Cercare quadrifogli

A due passi da qui, oltre la frontiera, un anno fa don Beretta è stato assassinato. Don Beretta: un prete, un uomo che aveva deciso di vivere per gli altri, per la gente allo sbando. È stato ucciso da uno dei suoi beneficianti, è stato vittima di un sovvertimento dei valori a cui assistiamo sgomenti: il bene viene maledetto proprio da chi vive nella maledizione, la generosità fatta morire da chi ne ha bisogno, la luce oscurata da chi sta al buio. Ma anche nel buio è possibile trovare barlumi di luce. Le fiaccole di stasera stanno a dimostrarlo.
Questa frontiera, che attraversa la pianura e le colline tra Mendrisiotto e Lombardia, in passato è stata teatro di drammi e di soprusi. Ma anche di atti di generosità. Qui la storia ha soffiato i suoi venti spietati e devastatori ma ha anche aperto orizzonti di libertà: qui sono passati antifascisti e ebrei, donne e uomini liberi che hanno avuto il coraggio di dire no alla dittatura; ma quanti ebrei, proprio su queste frontiere, si sono visti negare la salvezza, a causa della "J" di Jude fatta stampigliare sul passaporto dalle autorità? Ora la Svizzera, dopo più di cinquant’anni, ha saputo far chiarezza sul suo passato.
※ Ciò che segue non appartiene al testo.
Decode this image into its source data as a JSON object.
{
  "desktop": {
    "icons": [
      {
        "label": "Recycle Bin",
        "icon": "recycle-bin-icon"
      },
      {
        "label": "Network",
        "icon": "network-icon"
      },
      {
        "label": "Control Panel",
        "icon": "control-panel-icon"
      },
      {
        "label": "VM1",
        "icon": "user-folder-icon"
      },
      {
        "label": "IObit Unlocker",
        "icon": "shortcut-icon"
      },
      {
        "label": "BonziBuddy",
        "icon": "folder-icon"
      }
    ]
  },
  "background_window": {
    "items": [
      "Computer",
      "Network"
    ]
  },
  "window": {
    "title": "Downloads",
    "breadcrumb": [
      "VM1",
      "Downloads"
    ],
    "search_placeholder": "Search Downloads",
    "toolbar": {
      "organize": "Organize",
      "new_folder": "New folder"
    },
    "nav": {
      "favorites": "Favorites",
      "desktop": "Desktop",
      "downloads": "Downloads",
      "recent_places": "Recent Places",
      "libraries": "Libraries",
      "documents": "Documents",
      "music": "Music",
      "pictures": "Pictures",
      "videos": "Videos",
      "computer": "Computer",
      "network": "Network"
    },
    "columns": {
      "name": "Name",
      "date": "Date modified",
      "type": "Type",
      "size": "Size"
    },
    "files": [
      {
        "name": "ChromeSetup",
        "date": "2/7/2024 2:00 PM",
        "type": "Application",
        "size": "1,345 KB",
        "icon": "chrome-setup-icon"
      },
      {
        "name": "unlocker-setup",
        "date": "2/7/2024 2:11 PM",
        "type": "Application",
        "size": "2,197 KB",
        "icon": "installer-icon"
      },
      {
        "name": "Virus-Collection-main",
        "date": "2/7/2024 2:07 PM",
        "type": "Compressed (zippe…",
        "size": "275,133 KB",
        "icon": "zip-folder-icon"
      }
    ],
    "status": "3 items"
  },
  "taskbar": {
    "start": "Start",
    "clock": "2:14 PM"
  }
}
Grazie al rapporto Bergier, ora tutti siamo consapevoli della nostra corresponsabilità storica. Perché non ci sono isole felici. Neanche il Ticino è un’isola felice. E i clandestini che, di questi tempi, qui si rifugiano lo capiscono quando sentono sul collo il fiato dei cani, i denti dei cani che li mordono nei boschi. Allora capiscono che il loro dramma non ha fine.
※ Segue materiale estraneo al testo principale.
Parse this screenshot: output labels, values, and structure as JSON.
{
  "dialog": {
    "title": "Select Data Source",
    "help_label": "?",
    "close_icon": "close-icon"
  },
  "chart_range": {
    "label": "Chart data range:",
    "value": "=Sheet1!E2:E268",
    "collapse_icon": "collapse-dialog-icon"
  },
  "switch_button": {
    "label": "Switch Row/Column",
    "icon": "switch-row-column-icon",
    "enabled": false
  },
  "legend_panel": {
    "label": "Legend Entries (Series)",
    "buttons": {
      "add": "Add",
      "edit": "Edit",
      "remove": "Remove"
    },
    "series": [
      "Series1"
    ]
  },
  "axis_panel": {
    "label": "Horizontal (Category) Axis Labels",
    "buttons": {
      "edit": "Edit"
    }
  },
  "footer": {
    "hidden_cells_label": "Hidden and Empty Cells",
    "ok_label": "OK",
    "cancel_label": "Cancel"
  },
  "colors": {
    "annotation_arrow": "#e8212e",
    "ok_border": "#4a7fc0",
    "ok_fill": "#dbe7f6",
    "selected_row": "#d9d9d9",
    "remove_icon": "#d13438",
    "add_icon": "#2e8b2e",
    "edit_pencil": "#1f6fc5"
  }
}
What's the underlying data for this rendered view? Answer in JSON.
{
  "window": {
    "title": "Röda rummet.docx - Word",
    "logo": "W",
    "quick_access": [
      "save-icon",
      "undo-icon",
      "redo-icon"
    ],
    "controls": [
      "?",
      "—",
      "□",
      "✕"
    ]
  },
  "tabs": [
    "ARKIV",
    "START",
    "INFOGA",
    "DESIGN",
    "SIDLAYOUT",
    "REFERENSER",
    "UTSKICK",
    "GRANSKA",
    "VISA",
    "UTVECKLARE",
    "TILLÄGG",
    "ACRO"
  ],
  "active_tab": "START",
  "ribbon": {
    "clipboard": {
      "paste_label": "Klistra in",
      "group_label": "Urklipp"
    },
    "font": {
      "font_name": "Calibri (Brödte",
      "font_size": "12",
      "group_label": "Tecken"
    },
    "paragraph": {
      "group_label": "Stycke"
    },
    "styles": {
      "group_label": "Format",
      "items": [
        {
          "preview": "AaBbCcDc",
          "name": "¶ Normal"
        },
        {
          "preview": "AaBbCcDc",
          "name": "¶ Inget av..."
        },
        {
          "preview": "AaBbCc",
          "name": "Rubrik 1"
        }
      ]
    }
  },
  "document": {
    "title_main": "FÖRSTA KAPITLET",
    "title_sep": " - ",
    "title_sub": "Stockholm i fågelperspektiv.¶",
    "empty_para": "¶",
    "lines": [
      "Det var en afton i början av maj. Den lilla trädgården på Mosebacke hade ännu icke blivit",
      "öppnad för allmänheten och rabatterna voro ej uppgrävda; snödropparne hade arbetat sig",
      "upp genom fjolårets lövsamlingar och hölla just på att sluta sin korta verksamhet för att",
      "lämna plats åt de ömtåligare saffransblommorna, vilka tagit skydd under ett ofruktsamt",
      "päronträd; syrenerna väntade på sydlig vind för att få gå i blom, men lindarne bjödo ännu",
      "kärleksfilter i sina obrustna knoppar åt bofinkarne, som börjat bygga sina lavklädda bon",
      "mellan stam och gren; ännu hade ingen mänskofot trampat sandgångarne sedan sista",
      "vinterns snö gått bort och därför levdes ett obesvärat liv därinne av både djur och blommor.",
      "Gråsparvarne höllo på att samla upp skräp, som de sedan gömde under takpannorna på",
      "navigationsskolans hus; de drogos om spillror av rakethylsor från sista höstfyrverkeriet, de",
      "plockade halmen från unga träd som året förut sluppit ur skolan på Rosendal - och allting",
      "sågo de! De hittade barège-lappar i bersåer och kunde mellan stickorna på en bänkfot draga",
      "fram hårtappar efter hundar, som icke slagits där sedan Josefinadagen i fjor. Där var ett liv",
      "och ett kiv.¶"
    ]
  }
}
Le fiaccole di questa sera hanno un solo significato: far sì che la speranza non venga meno. Far sì che la morte di don Beretta, l’uomo che aiutava la gente allo sbando, non si perda nel buio della dimenticanza. Fare in modo che il nostro paese possa rappresentare ancora, per chi fugge da terre insanguinate, un luogo di accoglienza. Non vorremmo, come ha detto Urs Jäggi del Movimento contro il razzismo e la xenofobia, che i nostri figli abbiano a che fare, in futuro, con un altro rapporto Bergier.
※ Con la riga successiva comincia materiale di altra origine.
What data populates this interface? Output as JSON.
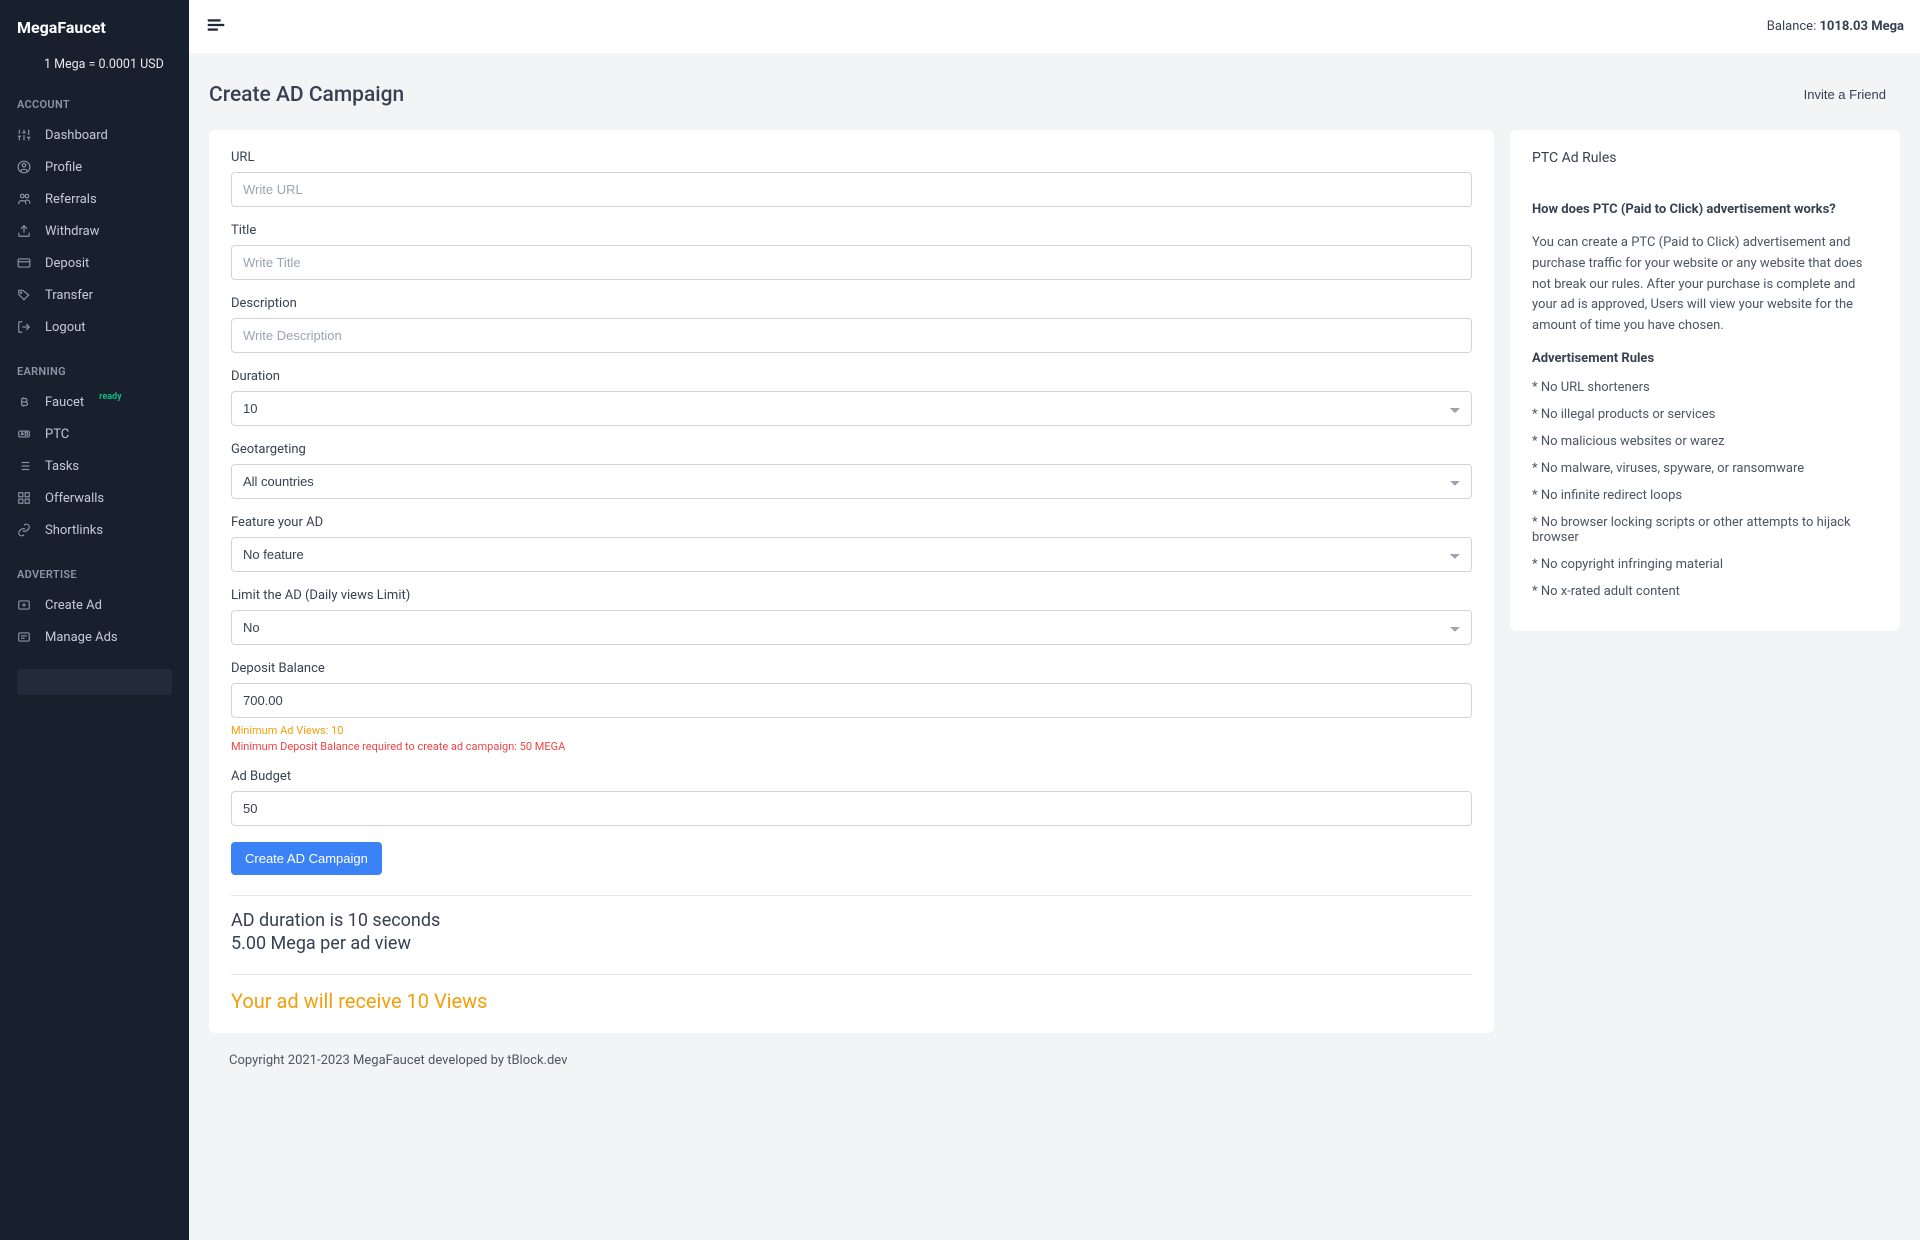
{
  "brand": "MegaFaucet",
  "exchange_rate": "1 Mega = 0.0001 USD",
  "topbar": {
    "balance_prefix": "Balance: ",
    "balance_value": "1018.03 Mega"
  },
  "sections": {
    "account": "ACCOUNT",
    "earning": "EARNING",
    "advertise": "ADVERTISE"
  },
  "nav": {
    "dashboard": "Dashboard",
    "profile": "Profile",
    "referrals": "Referrals",
    "withdraw": "Withdraw",
    "deposit": "Deposit",
    "transfer": "Transfer",
    "logout": "Logout",
    "faucet": "Faucet",
    "faucet_badge": "ready",
    "ptc": "PTC",
    "tasks": "Tasks",
    "offerwalls": "Offerwalls",
    "shortlinks": "Shortlinks",
    "create_ad": "Create Ad",
    "manage_ads": "Manage Ads"
  },
  "page": {
    "title": "Create AD Campaign",
    "invite": "Invite a Friend"
  },
  "form": {
    "url_label": "URL",
    "url_placeholder": "Write URL",
    "title_label": "Title",
    "title_placeholder": "Write Title",
    "desc_label": "Description",
    "desc_placeholder": "Write Description",
    "duration_label": "Duration",
    "duration_value": "10",
    "geo_label": "Geotargeting",
    "geo_value": "All countries",
    "feature_label": "Feature your AD",
    "feature_value": "No feature",
    "limit_label": "Limit the AD (Daily views Limit)",
    "limit_value": "No",
    "deposit_label": "Deposit Balance",
    "deposit_value": "700.00",
    "hint_min_views": "Minimum Ad Views: 10",
    "hint_min_deposit": "Minimum Deposit Balance required to create ad campaign: 50 MEGA",
    "budget_label": "Ad Budget",
    "budget_value": "50",
    "submit": "Create AD Campaign"
  },
  "summary": {
    "duration_line": "AD duration is 10 seconds",
    "cost_line": "5.00 Mega per ad view",
    "views_line": "Your ad will receive 10 Views"
  },
  "rules": {
    "title": "PTC Ad Rules",
    "q": "How does PTC (Paid to Click) advertisement works?",
    "p": "You can create a PTC (Paid to Click) advertisement and purchase traffic for your website or any website that does not break our rules. After your purchase is complete and your ad is approved, Users will view your website for the amount of time you have chosen.",
    "h": "Advertisement Rules",
    "items": [
      "* No URL shorteners",
      "* No illegal products or services",
      "* No malicious websites or warez",
      "* No malware, viruses, spyware, or ransomware",
      "* No infinite redirect loops",
      "* No browser locking scripts or other attempts to hijack browser",
      "* No copyright infringing material",
      "* No x-rated adult content"
    ]
  },
  "footer": "Copyright 2021-2023 MegaFaucet developed by tBlock.dev"
}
Non vorremmo venire a sapere che la Svizzera ha rifiutato persone condannate dalla malasorte della storia. Per questo dobbiamo opporci alle forze della chiusura e dell’ottusità, che non mancano neanche nel nostro paese e che talvolta si fanno sentire minacciose.

Una domenica mattina di qualche tempo fa, attraversando il prato qui vicino che fu già il campo di calcio di via Comacini, ho visto una donna di colore che andava in altalena, nel parco giochi sotto i platani. Una richiedente l’asilo, una profuga, una donna che andava in altalena e cantava, con la sua veste lunga fino ai piedi e il chador che le copriva il capo e le spalle.

Era l’unica voce in quella mattina malinconica. Intanto una sua compagna di sventura cercava qualcosa nel prato. Ho guardato meglio: stava cercando un quadrifoglio.

Non so se la donna ha trovato il suo talismano della buona fortuna, le cui quattro foglioline significano sicurezza, umanità, rispetto, speranza.

Viviamo nella società degli estranei e per me quella donna è stata soltanto l’apparizione domenicale di un momento.

Ma la manifestazione di stasera ha proprio questo significato: diradare l’estraneità e far sì che quelle foglioline, sicurezza, umanità, rispetto, speranza, non appassiscano per nessuno.